Here's some other META tags for you to use if you see a need:

META Author

Identifies the author of the page.

<META NAME="Author" CONTENT="Michael Tuck">

META Date

Identifies the date the page was created.

<META NAME="Date" CONTENT="November 17, 2002">

META Copyright

Sets the copyright date of the page.

<META NAME="Copyright" CONTENT="2000-2003 SitePoint,    
Inc. All rights reserved.">

Expiration

If you want to have your page "expire," here's how to set it:

<META HTTP-EQUIV="expires" CONTENT=  
"thu, 31 DEC 2002 00:04:00 EST">

What this means in the real world is that your visitors' browsers will use the cached version of your page, if available, until the specified date and time are reached, at which time the page will reload from the server the next time it's visited. To force your visitors' browsers to reload your page from the server (i.e. always use the most recent content) on every visit, use the following:

<META HTTP-EQUIV="expires" CONTENT="0">

META Cache-Control

This tag keeps your page from being automatically cached by servers or browsers. AOL, for example, usually stores cached pages on its servers, which means that AOL users may view cached (i.e. old) copies of pages without being able to see the updated versions. Although caching pages speeds loading times, if your page is updated frequently, I suggest you use the no-cache tag to make sure your visitors always get the most recent version of your page:

<META HTTP-EQUIV="Cache-Control" CONTENT ="no-cache">

The following tag works specifically on Netscape browsers:

<META HTTP-EQUIV="Pragma" CONTENT="no-cache">

META Content-Type

This specifies the character content of the page. While most plain-vanilla HTML pages don't need this, any page using XHTML requires it.

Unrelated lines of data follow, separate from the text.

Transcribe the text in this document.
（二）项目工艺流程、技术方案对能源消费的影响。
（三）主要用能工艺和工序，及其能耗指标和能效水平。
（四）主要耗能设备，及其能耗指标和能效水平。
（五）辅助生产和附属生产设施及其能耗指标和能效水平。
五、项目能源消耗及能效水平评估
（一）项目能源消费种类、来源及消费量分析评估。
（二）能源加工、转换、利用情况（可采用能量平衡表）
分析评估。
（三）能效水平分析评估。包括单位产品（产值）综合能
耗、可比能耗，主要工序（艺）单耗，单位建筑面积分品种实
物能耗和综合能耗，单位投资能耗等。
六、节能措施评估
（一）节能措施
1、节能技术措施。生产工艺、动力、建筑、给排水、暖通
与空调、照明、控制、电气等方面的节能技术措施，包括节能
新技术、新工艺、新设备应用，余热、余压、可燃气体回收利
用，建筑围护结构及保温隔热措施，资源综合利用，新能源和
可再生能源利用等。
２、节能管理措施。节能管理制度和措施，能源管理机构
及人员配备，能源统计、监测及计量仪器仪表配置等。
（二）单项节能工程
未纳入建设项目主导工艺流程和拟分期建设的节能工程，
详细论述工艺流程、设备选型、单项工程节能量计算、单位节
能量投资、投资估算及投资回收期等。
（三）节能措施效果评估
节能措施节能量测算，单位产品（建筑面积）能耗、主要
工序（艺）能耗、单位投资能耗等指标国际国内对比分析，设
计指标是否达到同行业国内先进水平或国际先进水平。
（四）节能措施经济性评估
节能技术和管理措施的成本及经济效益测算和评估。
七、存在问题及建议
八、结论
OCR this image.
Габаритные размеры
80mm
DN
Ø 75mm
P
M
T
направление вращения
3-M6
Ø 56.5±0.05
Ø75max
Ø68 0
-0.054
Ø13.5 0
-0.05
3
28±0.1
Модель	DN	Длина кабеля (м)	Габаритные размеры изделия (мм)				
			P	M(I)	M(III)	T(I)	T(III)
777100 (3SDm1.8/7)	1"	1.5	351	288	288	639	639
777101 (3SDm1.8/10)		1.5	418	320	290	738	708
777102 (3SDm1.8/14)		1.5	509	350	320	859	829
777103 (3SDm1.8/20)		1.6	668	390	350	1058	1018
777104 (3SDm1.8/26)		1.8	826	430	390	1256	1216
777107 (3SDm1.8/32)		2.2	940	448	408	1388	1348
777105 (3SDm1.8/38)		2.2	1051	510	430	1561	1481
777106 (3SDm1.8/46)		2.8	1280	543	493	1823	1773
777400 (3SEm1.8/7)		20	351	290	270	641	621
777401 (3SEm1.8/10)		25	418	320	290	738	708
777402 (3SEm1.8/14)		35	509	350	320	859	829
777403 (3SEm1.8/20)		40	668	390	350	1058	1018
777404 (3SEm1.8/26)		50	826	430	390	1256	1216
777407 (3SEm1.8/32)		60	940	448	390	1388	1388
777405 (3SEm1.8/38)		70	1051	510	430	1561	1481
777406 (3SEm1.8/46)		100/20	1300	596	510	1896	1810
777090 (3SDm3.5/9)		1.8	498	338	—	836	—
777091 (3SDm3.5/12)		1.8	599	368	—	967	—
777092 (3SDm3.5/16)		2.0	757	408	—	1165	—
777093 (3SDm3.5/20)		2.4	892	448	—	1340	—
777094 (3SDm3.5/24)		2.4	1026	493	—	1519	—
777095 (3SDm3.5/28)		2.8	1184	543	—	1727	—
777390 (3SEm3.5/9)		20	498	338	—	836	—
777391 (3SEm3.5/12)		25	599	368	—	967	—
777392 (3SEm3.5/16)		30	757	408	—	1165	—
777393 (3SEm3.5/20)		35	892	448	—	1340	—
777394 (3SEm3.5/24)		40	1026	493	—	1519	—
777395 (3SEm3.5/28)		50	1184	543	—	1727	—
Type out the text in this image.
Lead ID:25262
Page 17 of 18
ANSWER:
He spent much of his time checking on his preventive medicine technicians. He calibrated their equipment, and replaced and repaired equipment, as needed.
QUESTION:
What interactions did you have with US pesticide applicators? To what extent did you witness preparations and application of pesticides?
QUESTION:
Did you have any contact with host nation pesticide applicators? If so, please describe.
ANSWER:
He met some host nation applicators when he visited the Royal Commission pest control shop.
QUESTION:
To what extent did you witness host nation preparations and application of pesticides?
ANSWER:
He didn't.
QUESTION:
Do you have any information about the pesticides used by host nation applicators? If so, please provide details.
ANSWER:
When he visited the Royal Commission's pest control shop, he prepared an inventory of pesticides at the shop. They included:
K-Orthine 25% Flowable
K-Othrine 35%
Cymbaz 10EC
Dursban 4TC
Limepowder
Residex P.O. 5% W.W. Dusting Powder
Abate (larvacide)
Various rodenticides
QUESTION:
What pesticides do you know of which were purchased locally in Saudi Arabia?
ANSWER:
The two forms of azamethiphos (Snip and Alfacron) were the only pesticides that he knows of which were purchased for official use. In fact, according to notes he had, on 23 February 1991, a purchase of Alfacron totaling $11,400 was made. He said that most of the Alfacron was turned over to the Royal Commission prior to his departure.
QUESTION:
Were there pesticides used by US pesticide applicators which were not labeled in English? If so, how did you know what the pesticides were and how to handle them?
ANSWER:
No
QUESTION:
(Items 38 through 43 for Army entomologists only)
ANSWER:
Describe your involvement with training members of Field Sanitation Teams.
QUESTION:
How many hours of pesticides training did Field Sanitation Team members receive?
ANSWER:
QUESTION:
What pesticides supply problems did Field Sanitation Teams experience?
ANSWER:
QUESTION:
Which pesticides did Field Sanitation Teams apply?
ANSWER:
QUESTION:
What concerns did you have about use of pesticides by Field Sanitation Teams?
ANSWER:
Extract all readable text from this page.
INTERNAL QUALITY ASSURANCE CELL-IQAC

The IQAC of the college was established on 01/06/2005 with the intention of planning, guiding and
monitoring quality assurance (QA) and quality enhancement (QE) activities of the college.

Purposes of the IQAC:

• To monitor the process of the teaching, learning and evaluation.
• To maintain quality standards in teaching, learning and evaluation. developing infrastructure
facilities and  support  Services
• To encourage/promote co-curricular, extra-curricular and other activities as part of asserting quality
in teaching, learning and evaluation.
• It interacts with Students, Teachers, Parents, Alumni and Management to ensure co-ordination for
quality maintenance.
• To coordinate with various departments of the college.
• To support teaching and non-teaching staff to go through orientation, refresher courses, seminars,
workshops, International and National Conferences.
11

< META HTTP-EQUIV="Content-Type" CONTENT="text/html;    
charset=ISO-8859-1>

The above tag is fairly generic and can be used for most Web pages. There are plenty of other character encoding values available. ISO-8859-1 is the default value.

META Content-Style-Type

Specifies the default Cascading Style Sheet language. The tag below is a relatively generic example:

<META HTTP-EQUIV="Content-Style-Type" CONTENT="text/css">

META Robots

"Robots" are programs used by search engines to index your site's pages. Most sites are OK having all of their pages indexed separately; these sites can use the following tag:

<META NAME="robots" CONTENT="all">

But you have other options:

<META NAME="robots" CONTENT="noindex,nofollow">
(the page is not added to the search engine at all; another way to write this is <META NAME="robots" CONTENT="none">)
<META NAME="robots" CONTENT="noindex,follow">
(while the home page is not added to the search engine, the robot follows the links)
<META NAME="robots" CONTENT="index,nofollow">
(the home page only is indexed)
<META NAME="robots" CONTENT="index,follow>

The default is the last one: the "index,follow" CONTENT value. This has the search engine catalog the index (home) page and follow all links. If this is what you desire, there's no need to include any ROBOTS tag.